A few months ago I joined yet another chat debating the implications of generative AI technologies entering the workplace.
A former colleague, and seasoned creative director, mentioned after seeing some of the visual outputs of Google’s new Veo 3 and OpenAI’s Sora, that he finds gen AI tech “simultaneously exhilarating and terrifying”, and that he’s “humbled by the force of what’s coming”, going on to ask if we’re heading towards a creative renaissance, or the final erosion of consensual reality.
This got me thinking about the growing polarization of views surrounding AI tools, particularly in the creative field. Depending on who you talk to and where they’re at in their career, it feels like equal parts excitement and optimism, but also fear and anxiety.
Like many creative professionals, I’ve experimented a lot with emerging AI tools to see what’s possible, and to also understand the current limitations.
At work, we don’t have a formal mandate to use AI. So I’ve decided, mainly out of curiosity, to take a proactive approach and learn how I can integrate AI into my workflow.
What I’ve found is that some of these tools are incredibly useful for both preliminary ideation and execution, while others have proven a time-consuming proposition in terms of managing the so-called “hallucinations”. For instance:
- image-based tools: creating people with extra fingers, distorted anatomy or unnatural facial expressions; inconsistent elements (e.g. a horse with cat ears and a fish tail), rendering objects or environments that are physically impossible.
- text-based tools: citing scientific papers or authors that do not exist, making up historical events or legal precedents, fabricating quotes (the Megalopolis trailer fiasco is a great example!), statistics, or describing nonexistent features in a real product.
Will the future of creative expression be relegated to text prompts and how many tokens you’re willing to spend to develop an idea?

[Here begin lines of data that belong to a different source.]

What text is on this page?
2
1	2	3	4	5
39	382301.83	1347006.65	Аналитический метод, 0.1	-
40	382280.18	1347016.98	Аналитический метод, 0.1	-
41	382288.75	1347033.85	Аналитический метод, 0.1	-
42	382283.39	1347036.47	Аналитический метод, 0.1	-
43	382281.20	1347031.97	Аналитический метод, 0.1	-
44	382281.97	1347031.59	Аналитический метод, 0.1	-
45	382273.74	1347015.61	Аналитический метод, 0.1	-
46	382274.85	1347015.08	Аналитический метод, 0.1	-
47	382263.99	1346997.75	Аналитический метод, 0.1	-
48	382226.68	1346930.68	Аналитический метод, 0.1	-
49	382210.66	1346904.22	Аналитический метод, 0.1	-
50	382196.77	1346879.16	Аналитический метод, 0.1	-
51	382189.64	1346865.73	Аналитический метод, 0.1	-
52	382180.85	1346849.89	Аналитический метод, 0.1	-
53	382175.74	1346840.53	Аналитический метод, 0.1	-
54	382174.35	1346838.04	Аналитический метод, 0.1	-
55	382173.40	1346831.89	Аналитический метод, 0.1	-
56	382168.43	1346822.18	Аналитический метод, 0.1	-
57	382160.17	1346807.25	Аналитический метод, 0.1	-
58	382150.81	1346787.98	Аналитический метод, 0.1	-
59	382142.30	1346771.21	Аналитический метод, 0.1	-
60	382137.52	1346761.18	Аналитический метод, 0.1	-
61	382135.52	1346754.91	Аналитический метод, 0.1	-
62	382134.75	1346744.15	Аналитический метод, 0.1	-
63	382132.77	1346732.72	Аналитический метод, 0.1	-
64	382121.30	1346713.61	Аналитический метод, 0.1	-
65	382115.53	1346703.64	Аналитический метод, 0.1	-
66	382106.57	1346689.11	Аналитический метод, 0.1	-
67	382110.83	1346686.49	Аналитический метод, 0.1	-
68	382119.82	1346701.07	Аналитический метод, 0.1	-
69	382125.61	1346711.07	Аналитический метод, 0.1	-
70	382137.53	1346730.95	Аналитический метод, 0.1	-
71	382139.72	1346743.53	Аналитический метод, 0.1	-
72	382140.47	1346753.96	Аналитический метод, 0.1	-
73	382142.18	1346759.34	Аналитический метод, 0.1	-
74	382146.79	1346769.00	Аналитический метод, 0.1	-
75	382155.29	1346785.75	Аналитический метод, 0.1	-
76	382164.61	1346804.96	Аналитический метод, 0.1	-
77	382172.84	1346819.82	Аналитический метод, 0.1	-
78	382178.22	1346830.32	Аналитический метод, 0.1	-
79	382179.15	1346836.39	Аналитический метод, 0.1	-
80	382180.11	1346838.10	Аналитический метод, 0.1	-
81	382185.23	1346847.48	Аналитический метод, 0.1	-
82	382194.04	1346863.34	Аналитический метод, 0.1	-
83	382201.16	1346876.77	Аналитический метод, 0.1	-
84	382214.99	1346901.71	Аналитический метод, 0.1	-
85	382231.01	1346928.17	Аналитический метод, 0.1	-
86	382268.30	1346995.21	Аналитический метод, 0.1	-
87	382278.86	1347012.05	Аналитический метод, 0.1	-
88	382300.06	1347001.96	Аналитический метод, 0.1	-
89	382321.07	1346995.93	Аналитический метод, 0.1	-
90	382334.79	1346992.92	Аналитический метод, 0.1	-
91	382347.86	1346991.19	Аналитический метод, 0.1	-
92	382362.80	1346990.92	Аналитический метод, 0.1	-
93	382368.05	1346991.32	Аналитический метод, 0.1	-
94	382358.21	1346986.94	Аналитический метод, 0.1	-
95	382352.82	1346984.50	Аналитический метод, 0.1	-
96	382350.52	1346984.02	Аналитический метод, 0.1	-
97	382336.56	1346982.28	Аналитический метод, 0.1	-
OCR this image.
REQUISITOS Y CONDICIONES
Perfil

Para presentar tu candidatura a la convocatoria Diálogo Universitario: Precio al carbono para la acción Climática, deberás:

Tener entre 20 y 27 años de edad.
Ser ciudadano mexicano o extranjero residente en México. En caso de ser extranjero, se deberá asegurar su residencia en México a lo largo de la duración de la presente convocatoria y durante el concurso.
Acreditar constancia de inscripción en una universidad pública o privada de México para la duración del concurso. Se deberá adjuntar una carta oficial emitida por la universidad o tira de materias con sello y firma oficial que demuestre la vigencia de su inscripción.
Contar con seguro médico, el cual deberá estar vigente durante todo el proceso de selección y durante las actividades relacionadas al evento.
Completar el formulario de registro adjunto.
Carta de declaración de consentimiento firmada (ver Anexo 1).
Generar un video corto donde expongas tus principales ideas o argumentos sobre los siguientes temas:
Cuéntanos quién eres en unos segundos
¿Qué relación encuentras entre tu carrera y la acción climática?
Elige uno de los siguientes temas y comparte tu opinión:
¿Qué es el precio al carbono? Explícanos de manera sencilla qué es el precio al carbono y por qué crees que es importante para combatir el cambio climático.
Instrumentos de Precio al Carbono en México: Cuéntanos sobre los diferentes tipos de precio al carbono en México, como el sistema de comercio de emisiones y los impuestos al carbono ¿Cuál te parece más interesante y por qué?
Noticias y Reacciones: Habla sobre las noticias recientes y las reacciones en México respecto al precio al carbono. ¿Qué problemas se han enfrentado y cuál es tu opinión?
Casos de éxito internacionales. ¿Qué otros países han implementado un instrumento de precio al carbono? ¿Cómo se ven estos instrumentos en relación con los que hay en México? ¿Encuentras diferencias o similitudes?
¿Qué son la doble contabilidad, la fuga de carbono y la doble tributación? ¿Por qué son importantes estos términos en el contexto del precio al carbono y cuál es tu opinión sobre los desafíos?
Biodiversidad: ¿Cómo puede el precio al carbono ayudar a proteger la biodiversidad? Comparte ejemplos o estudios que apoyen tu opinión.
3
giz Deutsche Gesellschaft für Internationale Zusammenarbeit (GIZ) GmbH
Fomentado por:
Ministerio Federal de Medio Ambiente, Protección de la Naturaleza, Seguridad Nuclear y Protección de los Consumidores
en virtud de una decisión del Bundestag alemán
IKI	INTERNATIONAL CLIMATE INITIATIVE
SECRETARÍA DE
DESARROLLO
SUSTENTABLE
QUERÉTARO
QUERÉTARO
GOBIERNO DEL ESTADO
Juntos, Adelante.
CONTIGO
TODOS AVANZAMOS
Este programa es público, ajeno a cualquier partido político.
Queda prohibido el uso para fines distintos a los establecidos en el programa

Taste and judgement, it seems, are more important than ever as AI tools get smarter and better —but also error-prone, automating higher-level tasks that were previously done by hand. The devil is in the details, of course, but machines (LLMs) lack empathy and a genuine worldview, so outputs will need a human sensibility —the physical, lived experiences we all take for granted— to weed out the incomprehensible slop.
Oversight by experienced people will be crucial, if the goal is to create believable outputs. Art directors and designers will need to strive for visual outputs that are invisible and go unnoticed, in the same way the best cinematic special effects composites blend seamlessly into a story’s visual narrative without raising so much as an eyebrow among audiences.
Text outputs too, need to be rigorously scrutinized and fact-checked for accuracy —again, the trailer fiasco involving AI-fabricated pull quotes used to promote Francis Ford Coppola’s Megalopolis is a superb cautionary tale of failing to execute due diligence.
This brings me back to the polarizing question of AI ushering in a creative renaissance, or contributing to the erosion of consensual reality. I will say, without hesitation, the former of the two: renaissance 100%. The barriers to expression have diminished while the possibilities have clearly broadened, and will continue to do so, empowering storytellers and creators.
But at the same time, many people are uncomfortable with change and may tightly hold on to the past. Others (myself included) see opportunities and have chosen to embrace these new tools as a way to amplify and enhance creative output. I believe many of the current AI fears are misguided. They’re “tools” to be leveraged by humans. Nothing more.
We’re really just seeing the beginning phase of the erosion of traditional workflows and methodologies as these new tools gain momentum. Designer Alexander Kohlhofer believes we’ll see more roles shift from technical execution to strategic judgement:
When everyone can generate content, code, or designs, the real value lies in:
Knowing what to create: Understanding what’s worth making in the first place
Making meaningful choices: Selecting the right approach from countless possibilities
Evaluating quality: Distinguishing between good and great outputs
Understanding context: Applying the right solution to the right problemThe most valuable professionals will be those who can:
- Ask the right questions
- Frame problems effectively
- Make sound decisions
- Provide meaningful direction to AI tools
Yes but, when everyone can, for example, create code, with apparently 92% of developers now using AI coding tools we see a lucrative and growing market for vibe coding cleanup services, because as Donado Labs put it in a recent post: “The harsh reality nobody wants to admit: most AI-generated code is production-unready, and companies are desperately hiring specialists to fix it before their technical debt spirals out of control.”